SD ID: WLCG / DPHEP ORGANISATIONS: CERN CONTACT: Jamie Shiers, CERN Email: Jamie.Shiers(at)cern.ch |
OVERVIEW:
Funding agencies today require (FAIR) Data Management Plans, explaining how data acquired or produced will be preserved for re-use, sharing and verification of results.
The preservation of data from CERN’s Large Hadron Collider poses significant challenges: not least in terms of scale. The purpose of this demonstrator is to show how existing, fully generic services can be combined to meet these needs in a manner that is discipline agnostic, i.e. can be used by others without modification.

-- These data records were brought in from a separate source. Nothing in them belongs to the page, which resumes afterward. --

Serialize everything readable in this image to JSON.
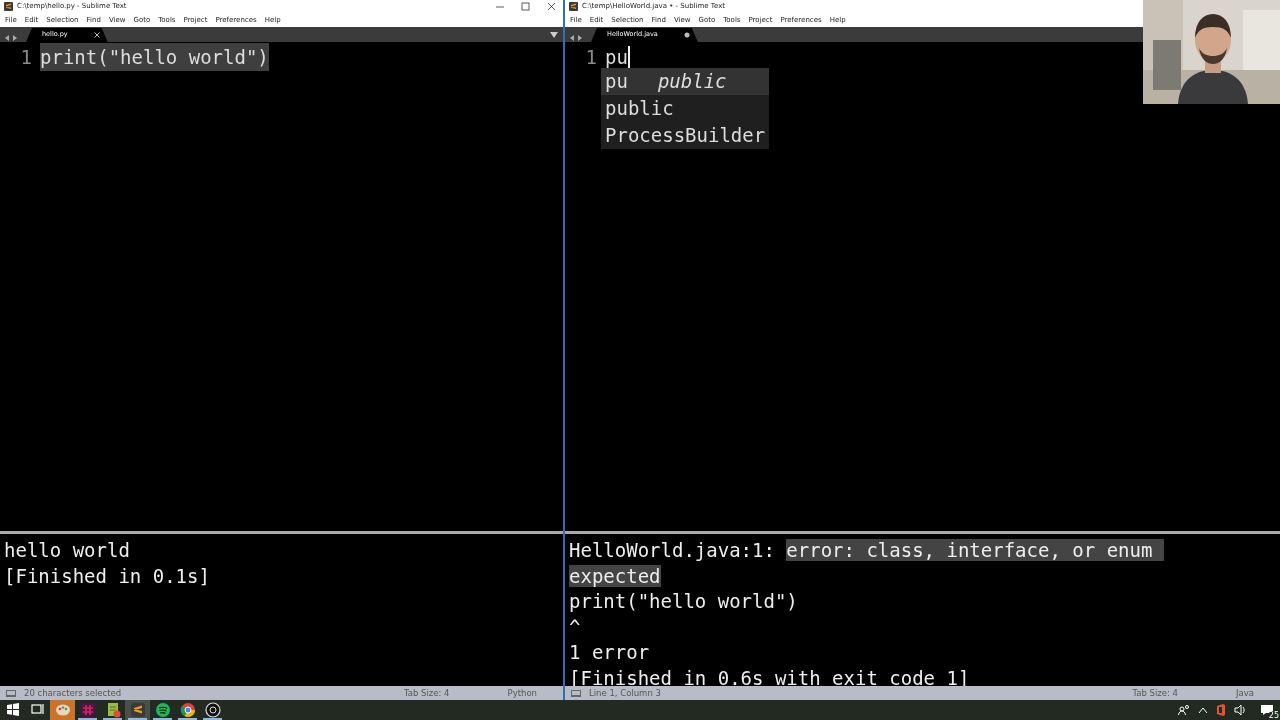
{
  "windows": [
    {
      "title": "C:\\temp\\hello.py - Sublime Text",
      "controls": true,
      "menu": [
        "File",
        "Edit",
        "Selection",
        "Find",
        "View",
        "Goto",
        "Tools",
        "Project",
        "Preferences",
        "Help"
      ],
      "tab": {
        "label": "hello.py",
        "dirty": false
      },
      "tab_menu": true,
      "lines": [
        {
          "number": "1",
          "text": "print(\"hello world\")",
          "selected": true,
          "cursor": false
        }
      ],
      "output": [
        {
          "segments": [
            {
              "text": "hello world",
              "highlighted": false
            }
          ]
        },
        {
          "segments": [
            {
              "text": "[Finished in 0.1s]",
              "highlighted": false
            }
          ]
        }
      ],
      "status": {
        "message": "20 characters selected",
        "tab_size": "Tab Size: 4",
        "syntax": "Python"
      }
    },
    {
      "title": "C:\\temp\\HelloWorld.java • - Sublime Text",
      "controls": false,
      "menu": [
        "File",
        "Edit",
        "Selection",
        "Find",
        "View",
        "Goto",
        "Tools",
        "Project",
        "Preferences",
        "Help"
      ],
      "tab": {
        "label": "HelloWorld.java",
        "dirty": true
      },
      "tab_menu": false,
      "lines": [
        {
          "number": "1",
          "text": "pu",
          "selected": false,
          "cursor": true
        }
      ],
      "autocomplete": [
        {
          "match": "pu",
          "hint": "public",
          "selected": true
        },
        {
          "match": "public",
          "selected": false
        },
        {
          "match": "ProcessBuilder",
          "selected": false
        }
      ],
      "output": [
        {
          "segments": [
            {
              "text": "HelloWorld.java:1: ",
              "highlighted": false
            },
            {
              "text": "error: class, interface, or enum ",
              "highlighted": true
            }
          ]
        },
        {
          "segments": [
            {
              "text": "expected",
              "highlighted": true
            }
          ]
        },
        {
          "segments": [
            {
              "text": "print(\"hello world\")",
              "highlighted": false
            }
          ]
        },
        {
          "segments": [
            {
              "text": "^",
              "highlighted": false
            }
          ]
        },
        {
          "segments": [
            {
              "text": "1 error",
              "highlighted": false
            }
          ]
        },
        {
          "segments": [
            {
              "text": "[Finished in 0.6s with exit code 1]",
              "highlighted": false
            }
          ]
        }
      ],
      "status": {
        "message": "Line 1, Column 3",
        "tab_size": "Tab Size: 4",
        "syntax": "Java"
      }
    }
  ],
  "taskbar": {
    "apps": [
      {
        "kind": "start",
        "open": false,
        "selected": false,
        "attention": false
      },
      {
        "kind": "taskview",
        "open": false,
        "selected": false,
        "attention": false
      },
      {
        "kind": "palette",
        "open": false,
        "selected": false,
        "attention": true
      },
      {
        "kind": "hash",
        "open": true,
        "selected": false,
        "attention": false
      },
      {
        "kind": "document",
        "open": true,
        "selected": false,
        "attention": false
      },
      {
        "kind": "editor",
        "open": true,
        "selected": true,
        "attention": false
      },
      {
        "kind": "music",
        "open": true,
        "selected": false,
        "attention": false
      },
      {
        "kind": "browser",
        "open": true,
        "selected": false,
        "attention": false
      },
      {
        "kind": "camera",
        "open": true,
        "selected": false,
        "attention": false
      }
    ],
    "notifications": "25"
  }
}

Download DPHEP Data Preservation in High Energy Physics by John KENNEDY (MPCDF)
OBJECTIVE:
The high energy physics science demonstrator wants to deploy services that tackle the following functions:
- Trusted / certified digital repositories where data is referenced by a Persistent Identifier (PID);
- Scalable “digital library” services where documentation is referenced by a Digital Object Identifer (DOI);
- A versioning file system to capture and preserve the associated software and needed environment;
- A virtualised environment that allows the above to run in Cloud, Grid and many other environments.
TECHNICAL FOCUS:
The goal is to use non-discipline specific services combined in a simple and transparent manner (e.g. through PIDs) to build a system capable of storing and preserving Open Data at a scale of 100TB or more.
MAIN ACHIEVEMENTS
Some limited success was achieved with the individual services identified (Zenodo, CVMFS, a Trustworthy Digital Repository), but it was not possible to integrate them into an usable service.
RECOMMENDATIONS FOR THE IMPLEMENTATION
The EOSC Pilot integrates services from three well-established e-infrastructures, mentioned above. Equivalent services are used in production by the CERN Open Data Portal, which is available via anonymous access over the Internet worldwide.While it was possible to upload a documentation file into the EUDAT B2SHARE test instance and while software from the LHC experiments is stored in the RAL CVMFS instance, there have been significant delays in finding a site that could act as a TDR for this pilot.There were numerous misunderstandings regarding the scope, duration and scale of the demonstrator; no bulk upload of existing “Open Data” was achieved, anonymous access was not addressed, nor were the 3 services successfully integrated.